How do I know if my object is being instanced or not? I thought this decision was abstracted from me (the scenery designer) based on the GfxCard’s capabilities and what XP10 has decided is “instanceable” or not. (if thats a word).
For example, I am doing the following in a .FACade (this is indeed a 2D Grass billboard BTW)
I
800
FACADE
TEXTURE ckgrass2.dds
NO_BLEND 0.39
RING 0
TWO_SIDED 1
NO_SHADOW
Likewise, as per this post http:/2012/03/no-shadows-for-you/ I thought the directive is “NO_SHADOW”?
– chris k. (Scenery guy and Dorito-Eater, not to be confused with ‘chris the impatient’)
I learned something today. Looking forward to that tech note, a parse-able lights.txt (html, table form, rtf… something that keeps columns entries in line) and a useable definition of the light spill datarefs someday. 🙂
Tip: if the columsn don’t line up, change your tab stop – they _do_ line up for us when we edit it!!

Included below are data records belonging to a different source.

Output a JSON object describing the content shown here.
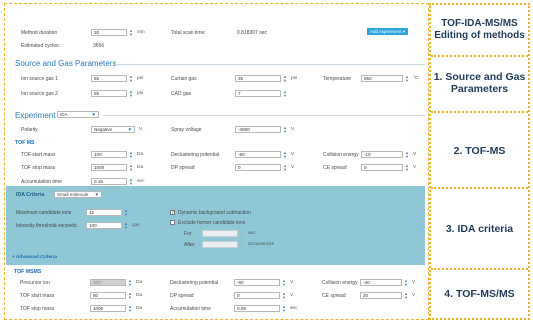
{
  "sidebar": {
    "title": "TOF-IDA-MS/MS Editing of methods",
    "sections": [
      {
        "label": "1. Source and Gas Parameters"
      },
      {
        "label": "2. TOF-MS"
      },
      {
        "label": "3. IDA criteria"
      },
      {
        "label": "4. TOF-MS/MS"
      }
    ]
  },
  "method": {
    "duration_label": "Method duration",
    "duration_value": "30",
    "duration_unit": "min",
    "total_scan_label": "Total scan time:",
    "total_scan_value": "0.818307 sec",
    "cycles_label": "Estimated cycles:",
    "cycles_value": "3656",
    "add_experiment": "Add experiment"
  },
  "source": {
    "title": "Source and Gas Parameters",
    "ion_gas1_label": "Ion source gas 1",
    "ion_gas1_value": "55",
    "ion_gas2_label": "Ion source gas 2",
    "ion_gas2_value": "55",
    "curtain_label": "Curtain gas",
    "curtain_value": "35",
    "cad_label": "CAD gas",
    "cad_value": "7",
    "temp_label": "Temperature",
    "temp_value": "550",
    "unit_psi": "psi",
    "unit_c": "°C"
  },
  "experiment": {
    "title": "Experiment",
    "select_value": "IDA",
    "polarity_label": "Polarity",
    "polarity_value": "Negative",
    "unit_v": "V",
    "spray_label": "Spray voltage",
    "spray_value": "-4500"
  },
  "tofms": {
    "title": "TOF MS",
    "start_label": "TOF start mass",
    "start_value": "100",
    "stop_label": "TOF stop mass",
    "stop_value": "1000",
    "accum_label": "Accumulation time",
    "accum_value": "0.15",
    "unit_da": "Da",
    "unit_sec": "sec",
    "dp_label": "Declustering potential",
    "dp_value": "-80",
    "dps_label": "DP spread",
    "dps_value": "0",
    "ce_label": "Collision energy",
    "ce_value": "-10",
    "ces_label": "CE spread",
    "ces_value": "0"
  },
  "ida": {
    "title": "IDA Criteria",
    "select_value": "Small molecule",
    "max_label": "Maximum candidate ions",
    "max_value": "12",
    "thresh_label": "Intensity threshold exceeds",
    "thresh_value": "100",
    "unit_cps": "cps",
    "dynamic_label": "Dynamic background subtraction",
    "dynamic_check": "✓",
    "exclude_label": "Exclude former candidate ions",
    "for_label": "For",
    "for_unit": "sec",
    "after_label": "After",
    "after_unit": "occurrences",
    "advanced": "+ Advanced Criteria"
  },
  "tofmsms": {
    "title": "TOF MSMS",
    "precursor_label": "Precursor ion",
    "precursor_value": "100",
    "start_label": "TOF start mass",
    "start_value": "50",
    "stop_label": "TOF stop mass",
    "stop_value": "1000",
    "unit_da": "Da",
    "dp_label": "Declustering potential",
    "dp_value": "-80",
    "dps_label": "DP spread",
    "dps_value": "0",
    "accum_label": "Accumulation time",
    "accum_value": "0.05",
    "unit_v": "V",
    "unit_sec": "sec",
    "ce_label": "Collision energy",
    "ce_value": "-40",
    "ces_label": "CE spread",
    "ces_value": "20"
  },
  "colors": {
    "accent_border": "#f0b429",
    "section_blue": "#2a7ab8",
    "ida_background": "#8fc7d6",
    "button_blue": "#2aa5dc"
  }
}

Okay, thanks. If anyone wanted to know, the columns line up at 8 spaces per tab stop (mono-spaced font, of course).
This is only out of curiosity, not impatience and because I don’t usually read through all comments following posts here. After 10.10 becomes final, where on the priority list is an updated AC3D plugin for AC3d 7 (if any change is really needed) plus the new’ish types of lights available?
It’s mid level priority with the tools – we want to get the tools updated soon and not keep everyone waiting, but 64 bit is higher priority.